It was not without considerable anxiety, however, that she finally discovered precisely what he meant to attempt. His ladder, she was certain, was far too frail for any such business as climbing down, above that boiling tide. One careless step, or a parting of the strands, and nothing on earth could save the man from death on the jutting rocks below. She had glanced at the waters under the cliff, and their crystal depths were not at all reassuring.

The thorough precautions against a mishap that Grenville finally completed considerably lessened her fears, yet she had no wish to watch him descend when at length he slipped over the edge. She was gazing with fixed and wide-open eyes at the heap of rocks in which he had fastened the ladder.

The matter to Grenville seemed simple enough. The brink overhung the wall itself, in consequence of which the ladder swung quite free, down the face of the scarp, till it touched at a jutting ledge below. It swayed to and fro and sagged a bit loosely at some of the rungs, but it could not be broken by his weight.

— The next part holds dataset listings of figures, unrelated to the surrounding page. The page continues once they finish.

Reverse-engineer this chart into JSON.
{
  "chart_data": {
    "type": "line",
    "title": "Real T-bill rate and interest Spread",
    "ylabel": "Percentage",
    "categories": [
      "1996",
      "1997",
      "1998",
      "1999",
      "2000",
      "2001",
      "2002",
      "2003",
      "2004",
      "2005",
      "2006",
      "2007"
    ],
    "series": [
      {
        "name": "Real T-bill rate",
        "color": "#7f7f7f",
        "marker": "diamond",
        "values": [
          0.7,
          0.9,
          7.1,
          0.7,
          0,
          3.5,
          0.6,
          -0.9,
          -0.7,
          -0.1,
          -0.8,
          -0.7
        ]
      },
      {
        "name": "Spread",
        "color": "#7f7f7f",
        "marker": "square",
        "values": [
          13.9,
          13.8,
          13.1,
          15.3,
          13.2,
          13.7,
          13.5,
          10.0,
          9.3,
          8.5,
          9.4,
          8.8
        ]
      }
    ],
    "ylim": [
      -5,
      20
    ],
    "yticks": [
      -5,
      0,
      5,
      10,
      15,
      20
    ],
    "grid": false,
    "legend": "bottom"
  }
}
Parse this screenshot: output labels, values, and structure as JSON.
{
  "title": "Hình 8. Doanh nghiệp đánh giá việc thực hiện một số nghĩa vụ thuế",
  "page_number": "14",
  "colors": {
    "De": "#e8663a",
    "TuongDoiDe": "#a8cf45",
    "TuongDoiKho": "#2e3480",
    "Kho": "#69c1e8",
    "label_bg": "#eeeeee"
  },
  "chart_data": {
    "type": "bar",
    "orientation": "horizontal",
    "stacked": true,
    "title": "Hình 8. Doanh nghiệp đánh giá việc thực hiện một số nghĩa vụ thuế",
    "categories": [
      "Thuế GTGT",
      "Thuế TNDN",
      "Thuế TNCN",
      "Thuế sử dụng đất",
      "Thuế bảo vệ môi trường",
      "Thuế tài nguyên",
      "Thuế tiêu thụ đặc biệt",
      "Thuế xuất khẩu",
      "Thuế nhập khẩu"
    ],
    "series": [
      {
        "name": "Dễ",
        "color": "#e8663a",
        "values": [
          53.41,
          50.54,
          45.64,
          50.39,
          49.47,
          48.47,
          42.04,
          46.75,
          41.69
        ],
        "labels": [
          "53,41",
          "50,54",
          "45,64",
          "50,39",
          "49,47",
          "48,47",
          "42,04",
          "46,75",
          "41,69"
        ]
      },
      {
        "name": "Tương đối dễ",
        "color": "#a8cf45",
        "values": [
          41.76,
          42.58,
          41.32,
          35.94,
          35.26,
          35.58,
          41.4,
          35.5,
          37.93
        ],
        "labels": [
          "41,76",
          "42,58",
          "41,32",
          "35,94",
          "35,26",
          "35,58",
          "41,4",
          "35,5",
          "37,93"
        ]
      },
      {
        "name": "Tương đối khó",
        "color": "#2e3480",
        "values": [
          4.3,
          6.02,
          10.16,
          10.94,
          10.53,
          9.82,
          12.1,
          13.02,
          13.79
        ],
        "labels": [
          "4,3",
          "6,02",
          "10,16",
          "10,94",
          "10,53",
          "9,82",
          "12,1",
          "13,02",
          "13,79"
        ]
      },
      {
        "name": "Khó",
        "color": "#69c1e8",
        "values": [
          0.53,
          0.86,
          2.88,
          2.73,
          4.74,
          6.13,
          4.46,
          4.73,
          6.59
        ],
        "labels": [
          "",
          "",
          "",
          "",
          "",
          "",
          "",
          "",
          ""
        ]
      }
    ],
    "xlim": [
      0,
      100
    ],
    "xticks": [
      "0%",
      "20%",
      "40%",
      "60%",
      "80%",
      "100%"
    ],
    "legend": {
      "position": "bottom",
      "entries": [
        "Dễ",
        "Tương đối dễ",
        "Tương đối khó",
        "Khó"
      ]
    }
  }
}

He made no attempt at a rapid descent, neither did he pause to enjoy the scenery. When the ledge was reached he rested, made certain no sharp-edged stone could impinge upon and perhaps cut into his twisted creepers, and again proceeded downward.

His course for a matter of two or three fathoms was rendered rather more difficult by the fact the ladder lay closely bent against the wall, instead of hanging free. The rock face was pitted and exceedingly rough, its indentations ill-arranged for footholds and far too treacherous for any such employment.

Grenville was nearly at the lower lip of this projection before he attempted a look below to determine what he was approaching. He discovered then it was undercut again—and likewise that his ladder was considerably short. Its lower end dangled about with irregular gyrations as he shifted his weight from rung to rung. It was fully two yards above the water. There was nothing in sight on which to plant his feet, so far as he could discern from the point then occupied.

He continued down the ledge. When he reached its base, his suspicions were immediately confirmed. It overhung a cavern, which was not, however, the cave. To the final rung but one of his ladder he descended, and there he rested to have a look about.

He was hanging directly before a massive pot-hole in the cliff—a huge, roughly rounded sort of chamber, the roof of which was arched. On the left, it shared its pitted wall with a second and smaller chamber. On the right, its edge was jaggedly broken against a yawning hole. This hole was undoubtedly the cave-mouth described by the documents found in the hidden tube.

From this point only, as Grenville could see, would its mouth be readily discovered. Thick curtains of greenery, draped from its neighboring walls of rock, would shield it from view from passing boats, unless they should nose to its portals. This, with a swirling and dangerous tide, no craft would be likely to attempt.

The shrubbery, hanging so thickly from the ledge, afforded Grenville a puzzle. He knew it could not be a seaweed, since the tide never rose to such a level. He presently realized it was simply an air plant of unusually luxuriant growth. Its roots had found lodgment in a crevice, where nothing would be likely to disturb it in its possession.